Mon avis : comment est-ce possible ?… Je ne connaissais pas cette auteure !!!! Heureusement les amoureux des livres sont là pour s’échanger leurs bonnes lectures (merci Nadine). J’ai été complétement séduite par ce roman construit comme un thriller, thriller littéraire et historique servi par une très jolie écriture et une sensibilité au moins égale à celle d’une pellicule photo. Le roman part à la recherche des histoires de disparus confrontés à l’horreur des tranchées, à la forfaiture du commandement, mais aussi à tous ceux à l’arrière pour qui l’amour et les sentiments font des allers et retour incessants avec le front.

Elisabeth Bathori progresse dans ses recherches et tente de retrouver une vie plus légère après le décès de son compagnon.
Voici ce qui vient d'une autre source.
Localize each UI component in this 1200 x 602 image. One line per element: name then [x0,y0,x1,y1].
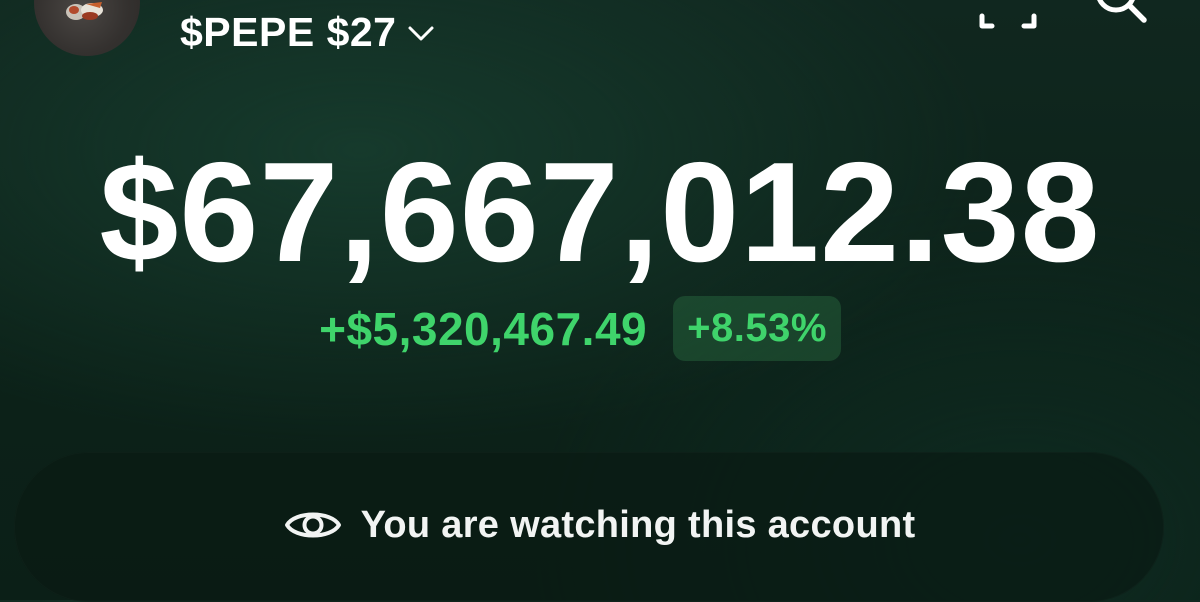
change-percent-badge: +8.53% [673,296,841,361]
eye-icon [284,512,341,538]
watching-banner-content: You are watching this account [14,452,1174,598]
account-switcher[interactable]: $PEPE $27 [180,6,435,58]
account-name: $PEPE $27 [180,8,397,55]
search-icon[interactable] [1088,0,1152,30]
scan-icon[interactable] [979,0,1037,30]
watching-banner-text: You are watching this account [360,503,916,546]
chevron-down-icon [408,26,433,41]
total-balance: $67,667,012.38 [99,133,1101,292]
change-amount: +$5,320,467.49 [319,302,648,355]
pepe-frog-icon [66,2,103,20]
balance-change-row: +$5,320,467.49 +8.53% [0,296,1200,361]
watching-account-banner[interactable]: You are watching this account [14,452,1164,602]
account-avatar[interactable] [34,0,140,56]
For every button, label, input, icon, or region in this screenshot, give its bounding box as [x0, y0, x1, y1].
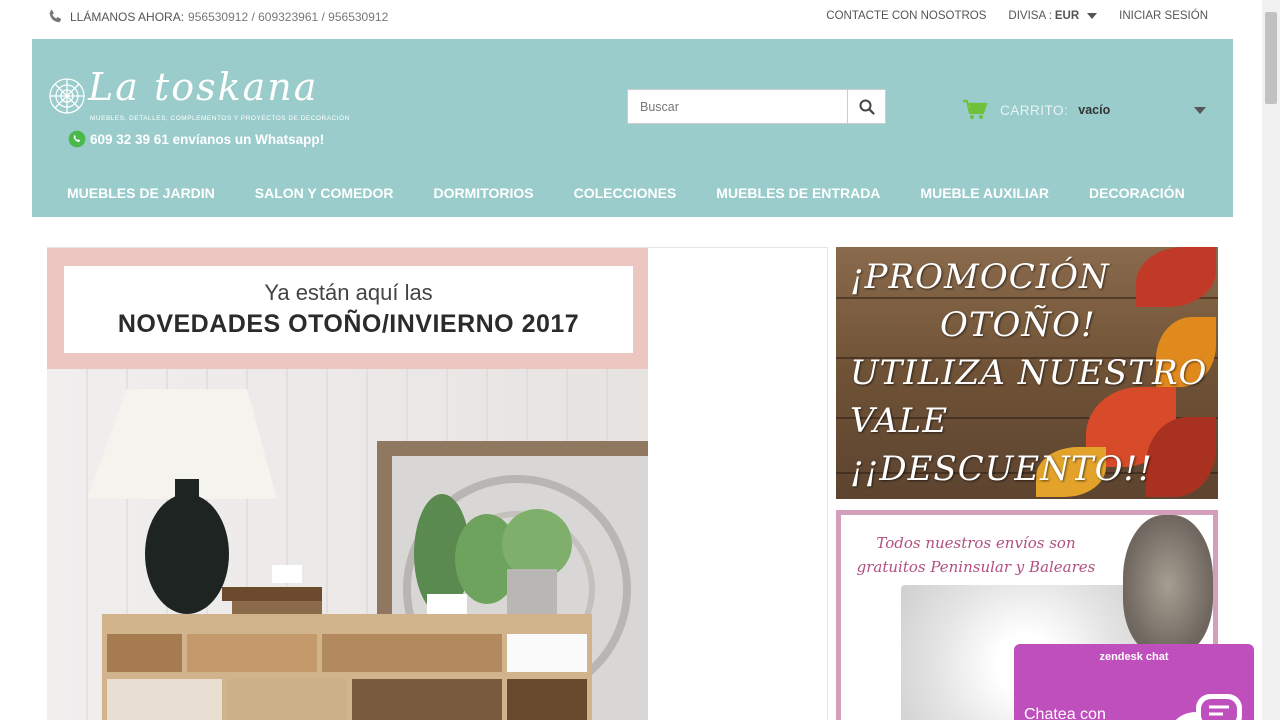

Ce troisième aspect qui trace le présent de la narratrice est bien amené et se mêle aux autres avec bonheur pour un temps de lecture plein de grâce. Les multiples rebondissements et les fausses pistes nous tiennent en haleine.

Pour résumer : un texte multiple et sensible qui ne pourra que vous plaire, je le conseille à tous et toutes.